IV - Classificação Econômica da Cobrança sobre o Uso dos Recursos Hídricos como Instrumento de Intervenção Econômica

            Entre os autores atuais brasileiros que mais repercussão têm apresentado em questões econômico-ambientais, podemos colocar a dupla Rabah Benakouche e René Santa Cruz que nos trazem a seguinte ligação entre instrumentos econômicos e padrões ambientais:

            Os instrumentos econômicos constituem meios para atingir determinadas metas prefixadas, no caso, certos padrões ambientais. Esses instrumentos podem ser utilizados paralelamente ou em complemento com outros instrumentos (regulamentações legais, acordos com indústrias, etc.).

            Diferentemente de outros instrumentos, os de natureza econômica influem sobre vantagens e custos dos agentes econômicos, modificando suas ações no sentido favorável ao Meio Ambiente. Traduzem-se em transferência financeira dos agentes privados ao governo ou permitem a criação de novos mercados (mercados de "direitos de poluição", por exemplo). [1994, p. 162]

            Os mesmos autores agrupam os principais instrumentos econômicos de política ambiental em duas categorias: princípio do poluidor pagador (PPP) e as taxações (6). A primeira categoria pode ser resumida da seguinte forma:

            Do ponto de vista econômico, o PPP significa a "internalização" das externalidades. Foi Pigou, como foi dito anteriormente, que formulou esse princípio. Partindo-se do fato de que a "gratuidade" do Meio Ambiente é, fundamentalmente, responsável pela degradação ambiental. Pode-se conseguir internalizar as externalidades, ou seja, passa-se a incorporar o MA na esfera do mercado. Equivale a dizer que há restabelecimento da "verdade dos preços", ou seja, o dano ambiental tem um custo e deve ser suportado pelo poluidor. Do ponto de vista da justiça, seria correto, certo e líquido que o poluidor arcasse, pelo menos, com o custo da despoluição. [1994, p.164].

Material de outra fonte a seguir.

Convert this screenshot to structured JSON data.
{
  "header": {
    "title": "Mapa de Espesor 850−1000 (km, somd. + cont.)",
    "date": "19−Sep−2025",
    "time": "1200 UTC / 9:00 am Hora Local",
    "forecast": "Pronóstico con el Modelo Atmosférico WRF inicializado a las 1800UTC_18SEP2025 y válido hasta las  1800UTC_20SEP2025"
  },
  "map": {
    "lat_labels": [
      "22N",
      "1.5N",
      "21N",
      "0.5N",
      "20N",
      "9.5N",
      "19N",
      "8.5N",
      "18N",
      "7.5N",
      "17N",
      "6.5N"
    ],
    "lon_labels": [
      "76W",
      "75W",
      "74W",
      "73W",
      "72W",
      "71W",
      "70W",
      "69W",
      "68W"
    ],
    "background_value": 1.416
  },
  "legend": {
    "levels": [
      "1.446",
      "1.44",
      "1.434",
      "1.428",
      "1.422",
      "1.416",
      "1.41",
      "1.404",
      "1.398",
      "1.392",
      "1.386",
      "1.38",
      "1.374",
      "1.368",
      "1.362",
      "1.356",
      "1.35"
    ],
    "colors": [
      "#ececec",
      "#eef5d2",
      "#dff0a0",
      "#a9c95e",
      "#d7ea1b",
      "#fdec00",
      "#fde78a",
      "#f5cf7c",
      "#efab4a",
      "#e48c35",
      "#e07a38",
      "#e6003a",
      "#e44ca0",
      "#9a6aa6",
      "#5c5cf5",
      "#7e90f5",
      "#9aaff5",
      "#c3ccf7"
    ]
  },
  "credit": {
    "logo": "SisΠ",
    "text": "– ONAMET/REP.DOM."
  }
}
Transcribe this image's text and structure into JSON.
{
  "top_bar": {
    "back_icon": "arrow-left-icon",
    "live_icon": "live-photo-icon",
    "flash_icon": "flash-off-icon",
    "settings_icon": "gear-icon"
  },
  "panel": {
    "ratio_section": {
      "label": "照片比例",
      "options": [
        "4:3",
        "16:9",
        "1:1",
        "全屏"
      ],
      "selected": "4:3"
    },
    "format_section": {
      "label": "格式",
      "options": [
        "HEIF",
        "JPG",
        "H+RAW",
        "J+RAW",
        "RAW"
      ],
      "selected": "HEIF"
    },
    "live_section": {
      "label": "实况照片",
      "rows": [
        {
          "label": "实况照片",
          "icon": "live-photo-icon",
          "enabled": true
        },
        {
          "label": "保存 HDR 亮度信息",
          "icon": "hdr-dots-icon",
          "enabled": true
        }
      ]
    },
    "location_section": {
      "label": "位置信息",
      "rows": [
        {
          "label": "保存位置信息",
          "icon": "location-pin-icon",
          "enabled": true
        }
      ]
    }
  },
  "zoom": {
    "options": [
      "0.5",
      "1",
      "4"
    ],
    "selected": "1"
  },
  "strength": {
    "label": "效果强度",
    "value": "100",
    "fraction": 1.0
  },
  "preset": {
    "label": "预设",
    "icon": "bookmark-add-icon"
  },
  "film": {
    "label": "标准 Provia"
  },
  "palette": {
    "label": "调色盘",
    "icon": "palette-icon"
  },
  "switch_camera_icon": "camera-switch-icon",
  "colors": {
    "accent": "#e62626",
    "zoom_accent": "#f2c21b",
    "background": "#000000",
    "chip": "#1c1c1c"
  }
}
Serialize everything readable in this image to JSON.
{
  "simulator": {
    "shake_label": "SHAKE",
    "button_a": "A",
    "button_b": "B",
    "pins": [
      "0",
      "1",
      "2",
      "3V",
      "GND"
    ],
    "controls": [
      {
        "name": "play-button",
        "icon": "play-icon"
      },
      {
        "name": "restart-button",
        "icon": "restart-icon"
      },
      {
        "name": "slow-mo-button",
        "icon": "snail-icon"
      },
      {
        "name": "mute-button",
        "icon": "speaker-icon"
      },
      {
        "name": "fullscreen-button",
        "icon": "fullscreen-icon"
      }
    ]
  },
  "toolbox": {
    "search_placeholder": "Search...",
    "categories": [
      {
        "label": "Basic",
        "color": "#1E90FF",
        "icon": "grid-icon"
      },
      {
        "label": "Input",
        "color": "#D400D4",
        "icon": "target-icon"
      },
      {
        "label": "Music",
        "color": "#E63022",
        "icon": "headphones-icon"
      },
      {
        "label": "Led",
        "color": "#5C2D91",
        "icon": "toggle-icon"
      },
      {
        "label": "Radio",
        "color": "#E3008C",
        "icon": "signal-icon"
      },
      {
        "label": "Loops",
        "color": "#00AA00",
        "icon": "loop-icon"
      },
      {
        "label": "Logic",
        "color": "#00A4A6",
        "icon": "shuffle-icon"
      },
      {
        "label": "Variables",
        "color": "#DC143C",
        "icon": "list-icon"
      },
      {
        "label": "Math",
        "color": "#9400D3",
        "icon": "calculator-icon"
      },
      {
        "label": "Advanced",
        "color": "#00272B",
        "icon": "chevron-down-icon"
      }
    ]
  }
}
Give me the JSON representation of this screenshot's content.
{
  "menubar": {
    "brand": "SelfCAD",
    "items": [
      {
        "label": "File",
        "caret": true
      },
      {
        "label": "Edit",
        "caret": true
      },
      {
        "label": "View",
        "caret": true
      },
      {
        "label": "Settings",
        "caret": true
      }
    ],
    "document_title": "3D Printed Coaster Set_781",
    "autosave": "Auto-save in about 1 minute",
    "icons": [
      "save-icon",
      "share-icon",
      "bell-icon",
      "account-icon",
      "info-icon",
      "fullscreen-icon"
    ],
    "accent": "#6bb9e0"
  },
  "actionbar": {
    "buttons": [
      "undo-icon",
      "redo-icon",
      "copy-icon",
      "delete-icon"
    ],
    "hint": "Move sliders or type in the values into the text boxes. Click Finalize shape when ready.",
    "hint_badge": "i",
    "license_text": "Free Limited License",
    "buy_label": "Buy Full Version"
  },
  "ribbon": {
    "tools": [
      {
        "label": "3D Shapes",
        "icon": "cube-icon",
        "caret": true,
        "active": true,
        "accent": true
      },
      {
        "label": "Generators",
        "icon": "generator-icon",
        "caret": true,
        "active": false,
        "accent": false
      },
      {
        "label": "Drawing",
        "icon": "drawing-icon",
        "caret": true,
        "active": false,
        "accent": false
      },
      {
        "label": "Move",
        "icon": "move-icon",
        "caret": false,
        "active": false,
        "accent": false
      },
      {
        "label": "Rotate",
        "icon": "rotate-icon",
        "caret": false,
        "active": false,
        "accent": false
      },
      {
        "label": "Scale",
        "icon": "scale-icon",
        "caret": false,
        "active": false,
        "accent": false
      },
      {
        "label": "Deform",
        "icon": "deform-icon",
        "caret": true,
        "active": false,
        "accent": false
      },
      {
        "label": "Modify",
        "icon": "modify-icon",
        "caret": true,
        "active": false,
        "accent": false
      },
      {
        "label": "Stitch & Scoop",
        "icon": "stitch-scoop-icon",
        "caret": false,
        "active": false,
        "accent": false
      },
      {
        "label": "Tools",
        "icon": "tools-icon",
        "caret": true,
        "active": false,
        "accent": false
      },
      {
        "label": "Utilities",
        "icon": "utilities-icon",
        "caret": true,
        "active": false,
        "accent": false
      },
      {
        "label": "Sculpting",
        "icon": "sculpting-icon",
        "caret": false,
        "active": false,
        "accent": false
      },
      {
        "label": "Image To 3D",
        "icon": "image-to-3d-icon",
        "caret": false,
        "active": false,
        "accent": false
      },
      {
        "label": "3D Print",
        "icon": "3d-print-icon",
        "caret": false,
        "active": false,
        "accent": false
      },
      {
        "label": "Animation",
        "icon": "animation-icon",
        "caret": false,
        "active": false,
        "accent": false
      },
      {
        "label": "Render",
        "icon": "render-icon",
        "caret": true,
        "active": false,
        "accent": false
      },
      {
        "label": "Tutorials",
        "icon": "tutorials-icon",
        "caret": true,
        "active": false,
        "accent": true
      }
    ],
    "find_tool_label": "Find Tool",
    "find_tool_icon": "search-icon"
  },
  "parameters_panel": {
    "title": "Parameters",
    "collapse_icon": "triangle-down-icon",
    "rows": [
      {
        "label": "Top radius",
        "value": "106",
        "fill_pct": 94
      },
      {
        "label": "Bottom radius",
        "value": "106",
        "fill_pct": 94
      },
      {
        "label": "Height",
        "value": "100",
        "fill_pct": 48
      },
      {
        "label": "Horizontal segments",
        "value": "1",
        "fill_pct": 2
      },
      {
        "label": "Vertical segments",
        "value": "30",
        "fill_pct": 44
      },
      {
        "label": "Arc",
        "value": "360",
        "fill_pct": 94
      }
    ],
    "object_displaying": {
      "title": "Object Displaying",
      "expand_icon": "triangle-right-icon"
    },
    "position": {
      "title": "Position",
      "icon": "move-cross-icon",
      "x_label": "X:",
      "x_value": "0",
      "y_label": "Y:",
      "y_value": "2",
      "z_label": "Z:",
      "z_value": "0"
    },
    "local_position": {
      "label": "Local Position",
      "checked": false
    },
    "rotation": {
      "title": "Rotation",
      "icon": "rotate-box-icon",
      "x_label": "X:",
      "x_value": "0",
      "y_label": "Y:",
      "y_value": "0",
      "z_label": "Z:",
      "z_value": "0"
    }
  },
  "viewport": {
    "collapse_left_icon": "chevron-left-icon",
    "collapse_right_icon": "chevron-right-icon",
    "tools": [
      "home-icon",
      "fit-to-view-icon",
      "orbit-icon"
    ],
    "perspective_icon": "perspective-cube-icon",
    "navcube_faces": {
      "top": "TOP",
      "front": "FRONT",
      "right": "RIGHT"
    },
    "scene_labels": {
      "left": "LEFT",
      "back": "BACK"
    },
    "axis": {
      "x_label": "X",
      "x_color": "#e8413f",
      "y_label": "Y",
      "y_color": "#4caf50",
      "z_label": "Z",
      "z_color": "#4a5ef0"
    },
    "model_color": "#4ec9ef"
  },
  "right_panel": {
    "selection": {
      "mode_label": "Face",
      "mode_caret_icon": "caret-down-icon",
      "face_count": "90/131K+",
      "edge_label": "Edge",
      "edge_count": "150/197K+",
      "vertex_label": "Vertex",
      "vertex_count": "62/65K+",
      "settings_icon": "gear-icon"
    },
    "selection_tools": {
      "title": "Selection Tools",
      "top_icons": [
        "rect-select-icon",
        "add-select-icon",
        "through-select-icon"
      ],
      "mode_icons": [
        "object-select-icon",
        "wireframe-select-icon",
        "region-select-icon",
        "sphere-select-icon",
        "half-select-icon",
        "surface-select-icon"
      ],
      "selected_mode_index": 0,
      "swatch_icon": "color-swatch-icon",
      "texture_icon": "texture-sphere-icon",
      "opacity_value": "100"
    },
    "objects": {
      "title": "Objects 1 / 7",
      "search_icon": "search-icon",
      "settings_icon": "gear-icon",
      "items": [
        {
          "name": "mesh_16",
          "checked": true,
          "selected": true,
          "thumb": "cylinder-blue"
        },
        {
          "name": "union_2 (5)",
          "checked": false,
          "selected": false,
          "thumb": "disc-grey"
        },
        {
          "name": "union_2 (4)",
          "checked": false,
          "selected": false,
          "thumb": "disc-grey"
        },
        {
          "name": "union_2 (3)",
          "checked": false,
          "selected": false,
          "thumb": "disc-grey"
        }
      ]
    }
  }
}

            E a segunda categoria, a qual, por motivos de técnicas de planejamento público, preferimos chamar de exacionais, podem ser consideradas como sendo o preço da poluição, por conduzir os agentes econômicos a internalizar os custos ambientais em sua atividade.

            Dessa, poderíamos classificar as seguintes exações utilizadas pelos países da OCDE:

            - por emissão de poluentes;

            - por serviços prestados por entes públicos/privados para reparação/prevenção de danos ambientais;

            - sobre produtos mais nocivos ao meio ambiente (sobre taxação);

            - administrativas;

            diferenciadas para estimular feitos/produtos mais adequados e menos agressivos ao meio ambiente.

            Segundo Cánepa [2000], o preço (valor) ideal a ser utilizado por tais exações é o representativo pelo custo marginal de recuperação dos danos ambientais e sociais equivalente à utilidade marginal desejada pela sociedade/Estado.

            Entretanto, podem-se apresentar outros instrumentos econômicos de políticas econômico-ambientais, que se alinham mais facilmente ao conceito do PUP, como: Subsídios, Sistema de Consignação (espécie de depósito prévio de agentes potencialmente poluidores), Mercado de direitos de poluição (disposição de cota de poluição), Incentivos Financeiros. Podendo-se inclusive assemelhar tais instrumentos, com exceção dos subsídios, com instrumentos de políticas monetaristas de manipulação macroeconômica. (7)

            Cabe ressaltar que o conjunto de todas essas medidas estatais, somadas à análise de investimento considerando aspectos estratégicos associados ao meio ambiente, têm sido tema de capital importância para o ciclo econômico atual, tanto no curto quanto no longo prazo [MOURA, 2000].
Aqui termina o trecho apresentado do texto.